Employing Children

Employing Children

Employing children (lawfully) is far more complicated than you would expect.  The Department for Children, Schools and Families (DOC) has helpfully produced a guidance document setting out the rules relating to the employment of children.  The guidance sets out some key provisions relating to the employment of children under the school leaving age (broadly, those who are under 16 years of age).  We’ve produced a straightforward guide below to assist you:

What is “Employment”?

The rules relate to “employment”, which means assisting in a trade or occupation carried on for profit.  Interestingly, the guidance states that babysitting will not normally be regarded as “employment”, but does warn that if a parent chooses to leave their child with a babysitter who is under 16, the parent remains legally responsible for ensuring that their child comes to no harm, because they cannot delegate their parental responsibility.  The guidance also points out that there is no legal minimum age for babysitting.

Children Under 14 Years Old

There is a general prohibition on employing a child under 14 years of age, unless expressly permitted by local byelaws, which may allow employment of 13 year old children for some types of “light work”.

Limits on Time of Work

A child cannot be employed before 7am or after 7pm.  Additionally, a child may not be employed before the end of the school day (on a school day), unless expressly permitted by local byelaws which may permit an hour’s employment in the morning before school.  This would typically cover paper rounds.

Maximum Hours of Work

The maximum hours that a child may be employed depend on whether they are under 15.  There is a maximum daily limit for all children, on school days and Sundays, of 2 hours per day and 12 hours per week.  During school holidays and on Saturdays, children under 15 may only be employed for up to 5 hours per day, with a maximum of 25 hours a week, whereas those aged 15 and over may be employed for up to 8 hours per day and 35 hours a week.

Breaks and Holidays

A child may not be employed for more than 4 hours without at least one hour’s break and must have a two-week break from any employment in each calendar year, to be taken during the school holidays.  There is no requirement (as with adults) for children to have 5.6 weeks’ paid holiday leave in any year.

Prohibitions and Restrictions of Work

Children may be employed to undertake “light work”, provided it is not prohibited or restricted.  “Light work” is defined as work which “… is not likely to be harmful to the health, safety or development of children and is not such as to be harmful to their attendance at school…”.

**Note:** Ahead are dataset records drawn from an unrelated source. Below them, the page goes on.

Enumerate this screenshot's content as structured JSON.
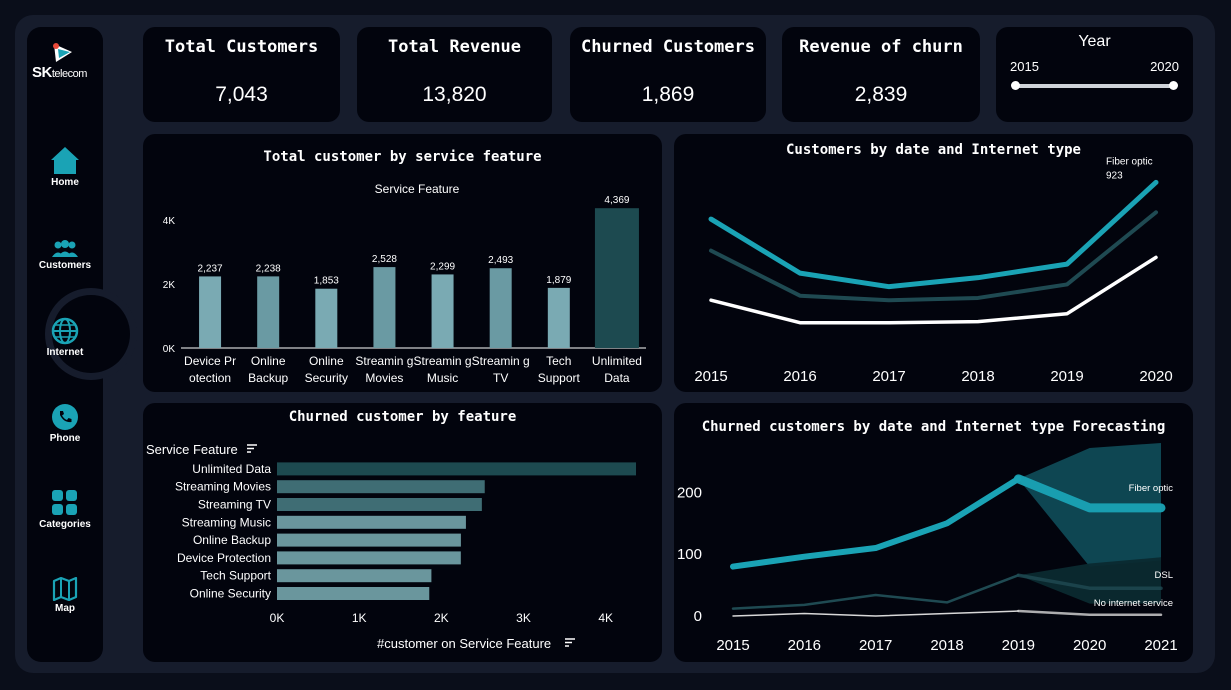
{
  "brand": {
    "name_sk": "SK",
    "name_rest": "telecom"
  },
  "nav": [
    {
      "label": "Home",
      "icon": "home-icon"
    },
    {
      "label": "Customers",
      "icon": "users-icon"
    },
    {
      "label": "Internet",
      "icon": "globe-icon",
      "active": true
    },
    {
      "label": "Phone",
      "icon": "phone-icon"
    },
    {
      "label": "Categories",
      "icon": "grid-icon"
    },
    {
      "label": "Map",
      "icon": "map-icon"
    }
  ],
  "kpis": [
    {
      "title": "Total Customers",
      "value": "7,043"
    },
    {
      "title": "Total Revenue",
      "value": "13,820"
    },
    {
      "title": "Churned Customers",
      "value": "1,869"
    },
    {
      "title": "Revenue of churn",
      "value": "2,839"
    }
  ],
  "year_filter": {
    "title": "Year",
    "min": "2015",
    "max": "2020",
    "selected_from": 2015,
    "selected_to": 2020
  },
  "colors": {
    "accent": "#1aa3b5",
    "teal_dark": "#1e4a51",
    "bar_light": "#7aaab3",
    "panel_bg": "#02040d",
    "frame_bg": "#161c2c"
  },
  "chart_data": [
    {
      "type": "bar",
      "title": "Total customer by service feature",
      "subtitle": "Service Feature",
      "categories": [
        "Device Pr otection",
        "Online Backup",
        "Online Security",
        "Streamin g Movies",
        "Streamin g Music",
        "Streamin g TV",
        "Tech Support",
        "Unlimited Data"
      ],
      "values": [
        2237,
        2238,
        1853,
        2528,
        2299,
        2493,
        1879,
        4369
      ],
      "value_labels": [
        "2,237",
        "2,238",
        "1,853",
        "2,528",
        "2,299",
        "2,493",
        "1,879",
        "4,369"
      ],
      "ylim": [
        0,
        4500
      ],
      "yticks": [
        "0K",
        "2K",
        "4K"
      ],
      "ytick_values": [
        0,
        2000,
        4000
      ]
    },
    {
      "type": "line",
      "title": "Customers by date and Internet type",
      "x": [
        "2015",
        "2016",
        "2017",
        "2018",
        "2019",
        "2020"
      ],
      "series": [
        {
          "name": "Fiber optic",
          "values": [
            760,
            520,
            460,
            500,
            560,
            923
          ],
          "color": "#1aa3b5"
        },
        {
          "values": [
            620,
            420,
            400,
            410,
            470,
            790
          ],
          "color": "#1f4a52"
        },
        {
          "values": [
            400,
            300,
            300,
            305,
            340,
            590
          ],
          "color": "#ffffff"
        }
      ],
      "annotation": {
        "series": "Fiber optic",
        "value": "923"
      },
      "ylim": [
        250,
        960
      ]
    },
    {
      "type": "bar",
      "orientation": "horizontal",
      "title": "Churned customer by  feature",
      "ylabel": "Service Feature",
      "xlabel": "#customer on Service Feature",
      "categories": [
        "Unlimited Data",
        "Streaming Movies",
        "Streaming TV",
        "Streaming Music",
        "Online Backup",
        "Device Protection",
        "Tech Support",
        "Online Security"
      ],
      "values": [
        4369,
        2528,
        2493,
        2299,
        2238,
        2237,
        1879,
        1853
      ],
      "xlim": [
        0,
        4600
      ],
      "xticks": [
        "0K",
        "1K",
        "2K",
        "3K",
        "4K"
      ],
      "xtick_values": [
        0,
        1000,
        2000,
        3000,
        4000
      ]
    },
    {
      "type": "line",
      "title": "Churned customers by date and Internet type Forecasting",
      "x": [
        "2015",
        "2016",
        "2017",
        "2018",
        "2019",
        "2020",
        "2021"
      ],
      "series": [
        {
          "name": "Fiber optic",
          "values": [
            80,
            96,
            110,
            150,
            222,
            175,
            175
          ],
          "color": "#1aa3b5"
        },
        {
          "name": "DSL",
          "values": [
            12,
            18,
            34,
            22,
            66,
            45,
            45
          ],
          "color": "#1f4a52"
        },
        {
          "name": "No internet service",
          "values": [
            0,
            4,
            0,
            4,
            8,
            2,
            2
          ],
          "color": "#d8d8d8"
        }
      ],
      "forecast_from": "2019",
      "forecast_bands": [
        {
          "series": "Fiber optic",
          "upper": [
            222,
            272,
            280
          ],
          "lower": [
            222,
            80,
            90
          ]
        },
        {
          "series": "DSL",
          "upper": [
            66,
            85,
            95
          ],
          "lower": [
            66,
            20,
            20
          ]
        }
      ],
      "ylim": [
        0,
        280
      ],
      "yticks": [
        "0",
        "100",
        "200"
      ],
      "ytick_values": [
        0,
        100,
        200
      ]
    }
  ]
}
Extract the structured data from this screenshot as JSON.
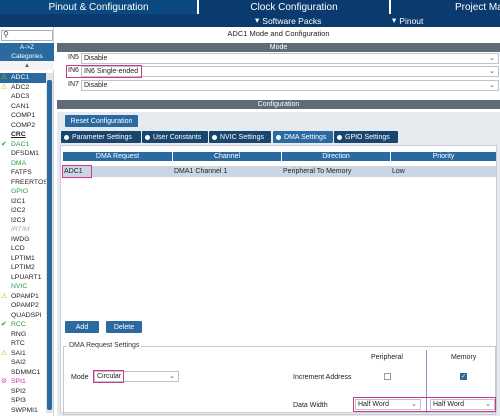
{
  "top_tabs": [
    {
      "label": "Pinout & Configuration"
    },
    {
      "label": "Clock Configuration"
    },
    {
      "label": "Project Ma"
    }
  ],
  "sub_menu": [
    {
      "label": "Software Packs"
    },
    {
      "label": "Pinout"
    }
  ],
  "left": {
    "sort_label": "A->Z",
    "categories_label": "Categories",
    "items": [
      {
        "label": "ADC1",
        "mark": "warn",
        "selected": true,
        "color": "#ffffff"
      },
      {
        "label": "ADC2",
        "mark": "warn",
        "color": "#222222"
      },
      {
        "label": "ADC3",
        "mark": "",
        "color": "#222222"
      },
      {
        "label": "CAN1",
        "mark": "",
        "color": "#222222"
      },
      {
        "label": "COMP1",
        "mark": "",
        "color": "#222222"
      },
      {
        "label": "COMP2",
        "mark": "",
        "color": "#222222"
      },
      {
        "label": "CRC",
        "mark": "",
        "color": "#222222",
        "bold": true
      },
      {
        "label": "DAC1",
        "mark": "check",
        "color": "#2e9e3e"
      },
      {
        "label": "DFSDM1",
        "mark": "",
        "color": "#222222"
      },
      {
        "label": "DMA",
        "mark": "",
        "color": "#2e9e3e"
      },
      {
        "label": "FATFS",
        "mark": "",
        "color": "#222222"
      },
      {
        "label": "FREERTOS",
        "mark": "",
        "color": "#222222"
      },
      {
        "label": "GPIO",
        "mark": "",
        "color": "#2e9e3e"
      },
      {
        "label": "I2C1",
        "mark": "",
        "color": "#222222"
      },
      {
        "label": "I2C2",
        "mark": "",
        "color": "#222222"
      },
      {
        "label": "I2C3",
        "mark": "",
        "color": "#222222"
      },
      {
        "label": "IRTIM",
        "mark": "",
        "color": "#a8a8a8",
        "italic": true
      },
      {
        "label": "IWDG",
        "mark": "",
        "color": "#222222"
      },
      {
        "label": "LCD",
        "mark": "",
        "color": "#222222"
      },
      {
        "label": "LPTIM1",
        "mark": "",
        "color": "#222222"
      },
      {
        "label": "LPTIM2",
        "mark": "",
        "color": "#222222"
      },
      {
        "label": "LPUART1",
        "mark": "",
        "color": "#222222"
      },
      {
        "label": "NVIC",
        "mark": "",
        "color": "#2e9e3e"
      },
      {
        "label": "OPAMP1",
        "mark": "warn",
        "color": "#222222"
      },
      {
        "label": "OPAMP2",
        "mark": "",
        "color": "#222222"
      },
      {
        "label": "QUADSPI",
        "mark": "",
        "color": "#222222"
      },
      {
        "label": "RCC",
        "mark": "check",
        "color": "#2e9e3e"
      },
      {
        "label": "RNG",
        "mark": "",
        "color": "#222222"
      },
      {
        "label": "RTC",
        "mark": "",
        "color": "#222222"
      },
      {
        "label": "SAI1",
        "mark": "warn",
        "color": "#222222"
      },
      {
        "label": "SAI2",
        "mark": "",
        "color": "#222222"
      },
      {
        "label": "SDMMC1",
        "mark": "",
        "color": "#222222"
      },
      {
        "label": "SPI1",
        "mark": "blocked",
        "color": "#c0339a"
      },
      {
        "label": "SPI2",
        "mark": "",
        "color": "#222222"
      },
      {
        "label": "SPI3",
        "mark": "",
        "color": "#222222"
      },
      {
        "label": "SWPMI1",
        "mark": "",
        "color": "#222222"
      }
    ]
  },
  "main": {
    "title": "ADC1 Mode and Configuration",
    "mode_header": "Mode",
    "modes": [
      {
        "label": "IN5",
        "value": "Disable"
      },
      {
        "label": "IN6",
        "value": "IN6 Single-ended"
      },
      {
        "label": "IN7",
        "value": "Disable"
      }
    ],
    "config_header": "Configuration",
    "reset_label": "Reset Configuration",
    "config_tabs": [
      {
        "label": "Parameter Settings"
      },
      {
        "label": "User Constants"
      },
      {
        "label": "NVIC Settings"
      },
      {
        "label": "DMA Settings"
      },
      {
        "label": "GPIO Settings"
      }
    ],
    "dma_table": {
      "headers": [
        "DMA Request",
        "Channel",
        "Direction",
        "Priority"
      ],
      "rows": [
        [
          "ADC1",
          "DMA1 Channel 1",
          "Peripheral To Memory",
          "Low"
        ]
      ]
    },
    "add_label": "Add",
    "delete_label": "Delete",
    "dma_request_settings": {
      "group_label": "DMA Request Settings",
      "peripheral_label": "Peripheral",
      "memory_label": "Memory",
      "mode_label": "Mode",
      "mode_value": "Circular",
      "increment_label": "Increment Address",
      "peripheral_increment": false,
      "memory_increment": true,
      "data_width_label": "Data Width",
      "peripheral_width": "Half Word",
      "memory_width": "Half Word"
    }
  }
}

Work activities which are prohibited or restricted to children and young persons (which includes anyone under 18 years of age) are as follows:

  • any work which poses a health and safety risk to them;
  • any work prohibited for that child by the Local Authority, where the child attends a Local Authority maintained school;
  • employment in an “industrial undertaking”, which includes:
    • mines and quarries;
    • any manufacturing;
    • construction or repair of buildings, roads etc; and
    • transport of passengers or goods, including handling goods in a warehouse.
  • employment in licensed premises involving the unsupervised sale of alcohol (except where it is sold or supplied for consumption with a table meal in a part of the premises used only for that purpose);
  • employment in work involving gambling;
  • employment on boats;
  • employment prohibited by local byelaws, which may include employment in a commercial kitchen, other than where the child is not involved in the cooking process – this may therefore permit work such as washing up, making sandwiches, waiting at tables etc; and
  • street trading.

Many Local Authorities have adopted byelaws which require permits for the employment of children.  Where this applies, the employer has to provide certain information to the Local Authority within a week of employing a child, before the Local Authority issue an Employment Permit to the child.


If a child is employed in contravention of the regulations, there is a maximum fine for employers of £1,000 or, in the case of ‘health and safety’ offences, £2,000 (in a Magistrates Court) or an unlimited fine (in the Crown Court).

Health and Safety

There are special health and safety rules applicable to employing children and young persons.  In particular, employers must assess risks to all young people under 18 before they start work; ensure that the risk assessment takes into account the inexperience, lack of awareness of risks and immaturity of young persons, and introduce control measures to eliminate or minimise the risks, so far as is reasonably practicable.  Before employing a child, an employer must let a parent of the child know the key findings of the risk assessment and the control measures introduced.  While a written record is not obligatory, it is clearly good practice to do so.

Work Experience

There are some relaxations to the rules on employing children, where they are on work experience which has been arranged by the Local Authority or by the governing body of their school, and where the work experience is in the last two years of the child’s compulsory schooling.  Broadly, the same rules will apply to those children as normally apply to 16 and 17 year olds.